Cela va sans dire mais disons-le tout de même : tout cela se lit comme un roman !
• Mais ce lecteur curieux va vite être surpris par l'angle d'attaque choisi par Anna Funder : car c'est bien une véritable attaque en règle, sans concession, efficace, qui va chercher (et parvenir !) à démontrer l'effroyable effacement de la personnalité de Eileen O'Shaughnessy - une femme intellectuelle, libérée, émancipée - dans l'ombre ou le sillage de son auteur de mari.
• La démarche d'Anna Funder est riche d'enseignements : elle analyse les biographies d'Orwell et les lettres de ses proches d'une manière méthodique et rigoureuse, féroce et terriblement efficace.
Elle va jusqu'à nous inviter dans la chambre à coucher du couple Orwell.
Elle décortique les photos comme les textes, jusqu'à la syntaxe utilisée par les biographes du génial Orwell : l'usage du "on", de la forme passive, ...

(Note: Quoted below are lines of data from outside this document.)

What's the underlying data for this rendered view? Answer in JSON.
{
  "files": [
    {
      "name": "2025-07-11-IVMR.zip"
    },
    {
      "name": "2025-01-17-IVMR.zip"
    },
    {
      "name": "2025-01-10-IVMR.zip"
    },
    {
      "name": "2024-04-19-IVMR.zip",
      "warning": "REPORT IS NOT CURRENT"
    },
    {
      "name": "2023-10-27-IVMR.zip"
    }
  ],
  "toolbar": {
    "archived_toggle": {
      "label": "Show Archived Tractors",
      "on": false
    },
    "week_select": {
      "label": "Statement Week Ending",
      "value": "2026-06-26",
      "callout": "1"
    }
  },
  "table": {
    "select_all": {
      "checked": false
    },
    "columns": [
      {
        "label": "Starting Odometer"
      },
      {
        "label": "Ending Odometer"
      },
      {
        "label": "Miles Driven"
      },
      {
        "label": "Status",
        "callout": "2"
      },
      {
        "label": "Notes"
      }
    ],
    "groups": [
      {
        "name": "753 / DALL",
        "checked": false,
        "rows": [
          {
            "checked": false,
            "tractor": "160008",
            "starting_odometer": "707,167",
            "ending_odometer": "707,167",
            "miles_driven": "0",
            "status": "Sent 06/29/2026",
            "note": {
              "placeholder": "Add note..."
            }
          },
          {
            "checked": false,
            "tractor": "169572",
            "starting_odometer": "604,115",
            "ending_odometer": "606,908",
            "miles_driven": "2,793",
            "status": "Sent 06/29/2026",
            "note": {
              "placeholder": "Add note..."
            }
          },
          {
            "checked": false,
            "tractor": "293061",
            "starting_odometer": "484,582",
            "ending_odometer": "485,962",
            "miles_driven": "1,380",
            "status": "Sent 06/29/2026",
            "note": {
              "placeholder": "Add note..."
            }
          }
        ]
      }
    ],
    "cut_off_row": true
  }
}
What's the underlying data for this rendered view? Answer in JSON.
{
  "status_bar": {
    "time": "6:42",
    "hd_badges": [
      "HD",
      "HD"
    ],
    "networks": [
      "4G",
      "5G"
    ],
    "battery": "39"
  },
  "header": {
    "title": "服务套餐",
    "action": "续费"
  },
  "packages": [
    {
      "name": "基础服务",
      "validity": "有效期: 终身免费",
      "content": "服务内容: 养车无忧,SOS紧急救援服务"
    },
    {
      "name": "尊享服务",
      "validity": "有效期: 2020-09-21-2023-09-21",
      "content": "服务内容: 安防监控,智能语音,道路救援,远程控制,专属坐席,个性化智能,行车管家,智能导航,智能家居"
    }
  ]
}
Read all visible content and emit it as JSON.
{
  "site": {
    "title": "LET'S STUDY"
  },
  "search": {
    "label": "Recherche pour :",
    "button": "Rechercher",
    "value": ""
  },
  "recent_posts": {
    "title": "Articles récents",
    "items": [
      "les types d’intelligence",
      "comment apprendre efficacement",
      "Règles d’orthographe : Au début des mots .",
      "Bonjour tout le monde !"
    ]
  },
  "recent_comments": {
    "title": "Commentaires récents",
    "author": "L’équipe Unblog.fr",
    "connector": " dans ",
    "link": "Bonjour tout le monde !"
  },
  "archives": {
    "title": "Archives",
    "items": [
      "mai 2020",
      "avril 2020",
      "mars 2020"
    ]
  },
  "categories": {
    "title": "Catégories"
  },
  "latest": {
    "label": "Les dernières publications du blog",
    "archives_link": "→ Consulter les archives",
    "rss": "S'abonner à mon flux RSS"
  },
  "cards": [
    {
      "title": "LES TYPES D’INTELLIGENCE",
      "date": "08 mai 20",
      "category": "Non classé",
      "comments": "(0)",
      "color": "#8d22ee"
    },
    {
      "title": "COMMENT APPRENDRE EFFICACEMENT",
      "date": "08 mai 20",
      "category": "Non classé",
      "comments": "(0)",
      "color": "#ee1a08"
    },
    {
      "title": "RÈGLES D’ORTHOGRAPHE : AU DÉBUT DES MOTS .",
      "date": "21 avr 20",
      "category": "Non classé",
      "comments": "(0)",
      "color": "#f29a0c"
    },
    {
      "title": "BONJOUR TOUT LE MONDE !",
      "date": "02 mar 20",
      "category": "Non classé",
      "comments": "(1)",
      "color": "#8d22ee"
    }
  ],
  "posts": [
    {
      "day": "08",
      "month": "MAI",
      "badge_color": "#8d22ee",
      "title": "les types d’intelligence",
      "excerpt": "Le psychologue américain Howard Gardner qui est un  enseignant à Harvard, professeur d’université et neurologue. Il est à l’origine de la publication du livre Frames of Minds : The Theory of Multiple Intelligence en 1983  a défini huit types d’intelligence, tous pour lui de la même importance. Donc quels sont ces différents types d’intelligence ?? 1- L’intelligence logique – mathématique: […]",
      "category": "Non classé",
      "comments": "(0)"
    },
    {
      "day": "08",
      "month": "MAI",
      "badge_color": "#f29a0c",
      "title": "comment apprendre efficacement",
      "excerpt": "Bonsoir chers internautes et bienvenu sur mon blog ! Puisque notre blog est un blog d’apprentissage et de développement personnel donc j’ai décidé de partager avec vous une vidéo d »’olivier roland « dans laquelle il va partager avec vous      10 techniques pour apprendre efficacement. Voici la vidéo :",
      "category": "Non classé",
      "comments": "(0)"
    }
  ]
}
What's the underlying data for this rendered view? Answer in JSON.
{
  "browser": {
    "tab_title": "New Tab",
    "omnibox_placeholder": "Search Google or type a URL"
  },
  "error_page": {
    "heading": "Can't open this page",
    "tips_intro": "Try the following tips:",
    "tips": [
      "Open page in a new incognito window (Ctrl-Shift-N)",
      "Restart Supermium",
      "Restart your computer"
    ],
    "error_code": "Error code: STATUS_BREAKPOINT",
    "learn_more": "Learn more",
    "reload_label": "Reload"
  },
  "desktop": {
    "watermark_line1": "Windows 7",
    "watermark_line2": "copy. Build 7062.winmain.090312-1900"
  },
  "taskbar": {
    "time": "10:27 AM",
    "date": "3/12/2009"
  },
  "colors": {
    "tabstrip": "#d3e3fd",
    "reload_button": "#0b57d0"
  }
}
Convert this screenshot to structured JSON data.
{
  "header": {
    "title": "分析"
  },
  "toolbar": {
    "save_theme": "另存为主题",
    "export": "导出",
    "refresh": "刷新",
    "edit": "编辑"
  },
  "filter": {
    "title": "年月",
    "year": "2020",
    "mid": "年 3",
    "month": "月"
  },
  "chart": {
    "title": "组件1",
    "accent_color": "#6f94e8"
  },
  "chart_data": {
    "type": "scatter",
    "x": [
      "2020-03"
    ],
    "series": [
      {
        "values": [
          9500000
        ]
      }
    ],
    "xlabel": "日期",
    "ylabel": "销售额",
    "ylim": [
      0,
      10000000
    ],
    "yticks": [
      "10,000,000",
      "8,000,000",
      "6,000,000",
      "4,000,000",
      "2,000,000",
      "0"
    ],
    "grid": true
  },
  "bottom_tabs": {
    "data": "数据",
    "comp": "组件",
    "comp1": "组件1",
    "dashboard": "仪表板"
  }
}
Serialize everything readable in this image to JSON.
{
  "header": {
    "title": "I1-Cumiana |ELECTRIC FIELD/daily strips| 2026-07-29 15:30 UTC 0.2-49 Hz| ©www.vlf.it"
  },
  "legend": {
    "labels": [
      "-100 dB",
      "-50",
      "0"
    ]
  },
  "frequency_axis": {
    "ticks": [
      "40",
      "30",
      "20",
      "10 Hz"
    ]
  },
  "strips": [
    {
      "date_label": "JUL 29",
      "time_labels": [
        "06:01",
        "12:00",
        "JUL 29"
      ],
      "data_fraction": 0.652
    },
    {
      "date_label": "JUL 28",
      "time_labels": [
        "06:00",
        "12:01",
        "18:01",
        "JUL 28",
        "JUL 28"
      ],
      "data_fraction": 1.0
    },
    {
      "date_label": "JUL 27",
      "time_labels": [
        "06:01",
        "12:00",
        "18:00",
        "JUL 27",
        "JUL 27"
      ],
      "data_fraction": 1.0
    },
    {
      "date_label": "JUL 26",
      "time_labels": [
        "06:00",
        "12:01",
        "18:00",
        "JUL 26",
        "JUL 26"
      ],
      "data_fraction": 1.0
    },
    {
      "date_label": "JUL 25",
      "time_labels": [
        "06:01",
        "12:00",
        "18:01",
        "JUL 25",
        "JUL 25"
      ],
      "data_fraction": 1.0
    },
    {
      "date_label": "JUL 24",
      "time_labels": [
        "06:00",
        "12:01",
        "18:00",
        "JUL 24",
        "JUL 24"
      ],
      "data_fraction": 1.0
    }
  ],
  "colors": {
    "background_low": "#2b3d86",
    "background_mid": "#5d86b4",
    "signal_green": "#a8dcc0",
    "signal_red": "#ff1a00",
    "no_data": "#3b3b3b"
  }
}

Elle démonte pièce par pièce toute la mécanique (la plupart du temps inconsciente) qui vise à oblitérer le rôle de l'épouse de l'écrivain, à occulter les côtés sombres de la personnalité de Eric Blair, alias George Orwell, qui fut un impardonnable égoïste dans son rôle de mari, inconsciemment, en toute "innocence", comme la plupart des hommes de son époque (notre époque ?).
Dans ce procès à charge, la condamnation du système patriarcal genré est sans appel qui veut qu'une bonne épouse réunisse toutes les conditions nécessaires à l'épanouissement essentiel du génie d'un artiste.
• Même si l'on se fiche un peu aujourd'hui - on dirait qu'il y a prescription devant l'oeuvre ? - que le génial écrivain fut ou non un triste sire (un incorrigible séducteur, un drôle d'imposteur, ... cochez la case vous concernant - plusieurs réponses possibles), on ne peut qu'être en admiration devant le minutieux et rigoureux travail littéraire réalisé par Anna Funder.
Son approche (herméneutique) est vraiment époustouflante, sa démonstration réellement brillante.
Mais la vraie puissance de son bouquin, le véritable tour de force, c'est qu'en miroir de cet impressionnant travail d'exégèse, on ne peut qu'être subjugué par l'énormité de la mécanique qui est ainsi démontée sous nos yeux : on a rarement l'occasion de réaliser ce dont est capable notre société culturelle, de mesurer la puissance d'une telle entreprise d'occultation systématique de l'épouse (ici, celle d'un artiste).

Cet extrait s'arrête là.